Proyeksi Pendapatan dan Laba

Pendapatan 2026

Berdasarkan berbagai riset sekuritas:

Pendapatan AMMN pada 2026 diperkirakan mencapai sekitar US$ 3,79–4,04 miliar.

Angka ini berarti pertumbuhan 105–117% dari level 2025.

Laba Bersih dan EBITDA

Laba bersih 2026 diproyeksi naik menjadi US$ 806 juta hingga US$ 1,091 miliar, atau tumbuh 223% hingga lebih dari 300% dari 2025.

EBITDA diperkirakan mencapai US$ 1,94–2,04 miliar dengan margin mendekati 50%, menandakan peningkatan efisiensi dan profitabilitas.

Lonjakan ini terutama didorong oleh peningkatan volume produksi, pemanfaatan smelter yang lebih optimal, serta peningkatan penjualan produk hilir yang lebih bernilai tinggi.

Rekomendasi dan Target Harga Saham

AMMN 2026: Siklus Pertumbuhan Baru dengan Lonjakan Pendapatan 117%
(Foto Saham AMMN dari Google Finansial)
Mayoritas sekuritas memberikan rekomendasi beli (BUY) untuk saham AMMN dengan berbagai target harga:

BRI Danareksa Sekuritas: BUY, target Rp6.000 per saham, berbasis metode SOTP.

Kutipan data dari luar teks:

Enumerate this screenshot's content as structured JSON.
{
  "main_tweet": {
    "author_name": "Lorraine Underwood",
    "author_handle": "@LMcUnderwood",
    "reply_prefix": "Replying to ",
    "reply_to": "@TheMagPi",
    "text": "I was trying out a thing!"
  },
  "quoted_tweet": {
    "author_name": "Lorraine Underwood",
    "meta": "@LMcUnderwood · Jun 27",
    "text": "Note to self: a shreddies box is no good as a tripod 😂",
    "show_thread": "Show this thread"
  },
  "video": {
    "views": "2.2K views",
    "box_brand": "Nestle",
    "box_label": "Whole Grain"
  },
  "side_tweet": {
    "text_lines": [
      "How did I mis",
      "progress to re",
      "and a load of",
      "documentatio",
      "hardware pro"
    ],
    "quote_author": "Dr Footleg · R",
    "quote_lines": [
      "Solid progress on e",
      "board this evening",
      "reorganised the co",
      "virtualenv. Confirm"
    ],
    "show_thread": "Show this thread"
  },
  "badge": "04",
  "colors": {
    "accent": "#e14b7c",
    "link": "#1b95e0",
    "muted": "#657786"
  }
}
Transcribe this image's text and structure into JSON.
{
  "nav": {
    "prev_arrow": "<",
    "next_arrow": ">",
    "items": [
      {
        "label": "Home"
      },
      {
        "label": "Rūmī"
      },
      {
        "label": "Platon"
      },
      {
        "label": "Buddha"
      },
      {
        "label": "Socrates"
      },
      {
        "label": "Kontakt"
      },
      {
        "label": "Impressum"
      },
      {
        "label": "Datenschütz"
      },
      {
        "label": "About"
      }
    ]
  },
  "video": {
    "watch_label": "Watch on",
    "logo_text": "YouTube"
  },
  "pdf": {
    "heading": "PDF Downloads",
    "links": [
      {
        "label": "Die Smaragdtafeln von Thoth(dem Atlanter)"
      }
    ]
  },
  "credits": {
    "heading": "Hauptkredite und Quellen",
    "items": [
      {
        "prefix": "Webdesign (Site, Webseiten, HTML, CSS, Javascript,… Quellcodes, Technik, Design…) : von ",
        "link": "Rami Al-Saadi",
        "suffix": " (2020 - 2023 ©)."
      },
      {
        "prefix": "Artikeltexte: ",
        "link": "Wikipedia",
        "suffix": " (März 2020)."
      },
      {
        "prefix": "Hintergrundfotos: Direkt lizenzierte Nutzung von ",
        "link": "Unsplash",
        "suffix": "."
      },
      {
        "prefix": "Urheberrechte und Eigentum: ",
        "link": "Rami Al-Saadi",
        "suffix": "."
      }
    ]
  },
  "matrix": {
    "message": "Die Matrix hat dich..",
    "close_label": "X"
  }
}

InvestorTrust: BUY, target Rp6.500 per saham, dengan upside lebih dari 100%.

Sucor Sekuritas: BUY, target Rp11.000 per saham, dengan proyeksi ROE 23% pada 2028.

Henan Sekuritas: BUY, target Rp9.550 per saham, didukung pemulihan produksi dan kapasitas smelter.

Analisis unabhängen (berdasarkan riset terbaru): BUY, target Rp11.000, dengan upside sekitar +125% dari harga sekitar Rp4.890.

Rentang target harga yang lebar menunjukkan perbedaan asumsi dalam proyeksi produksi, harga komoditas, dan metode valuasi, namun arah rekomendasi mayoritas tetap positif.

Risiko yang Perlu Dicermati

Meskipun prospek AMMN terlihat kuat, beberapa risiko perlu diperhatikan:

Harga komoditas global: Penurunan signifikan harga tembaga atau emas dapat menekan pendapatan dan laba.

Kendala operasional: Masalah teknis, cuaca ekstrem, atau kendala regulasi dapat mengganggu produksi tambang dan smelter.

Regulasi ekspor dan lingkungan: Perubahan kebijakan ekspor konsentrat atau persyaratan lingkungan dapat berdampak pada operasional perusahaan.

Volatilitas pasar saham: Harga saham AMMN tetap dapat bergejolak akibat sentimen pasar global dan domestik, termasuk faktor suku bunga dan arus modal internasional.

AMMN sedang memasuki fase pertumbuhan baru yang didukung oleh normalisasi produksi Batu Hijau, pemanfaatan smelter yang lebih optimal, serta kondisi harga komoditas yang mendukung. 

Dengan proyeksi pendapatan yang hampir dua kali lipat dan laba bersih yang melonjak drastis pada 2026, banyak analis menilai saham ini layak dibeli dengan potensi upside yang menarik. 

Namun, investor tetap perlu mempertimbangkan risiko komoditas, operasional, dan regulasi sebelum mengambil keputusan investasi.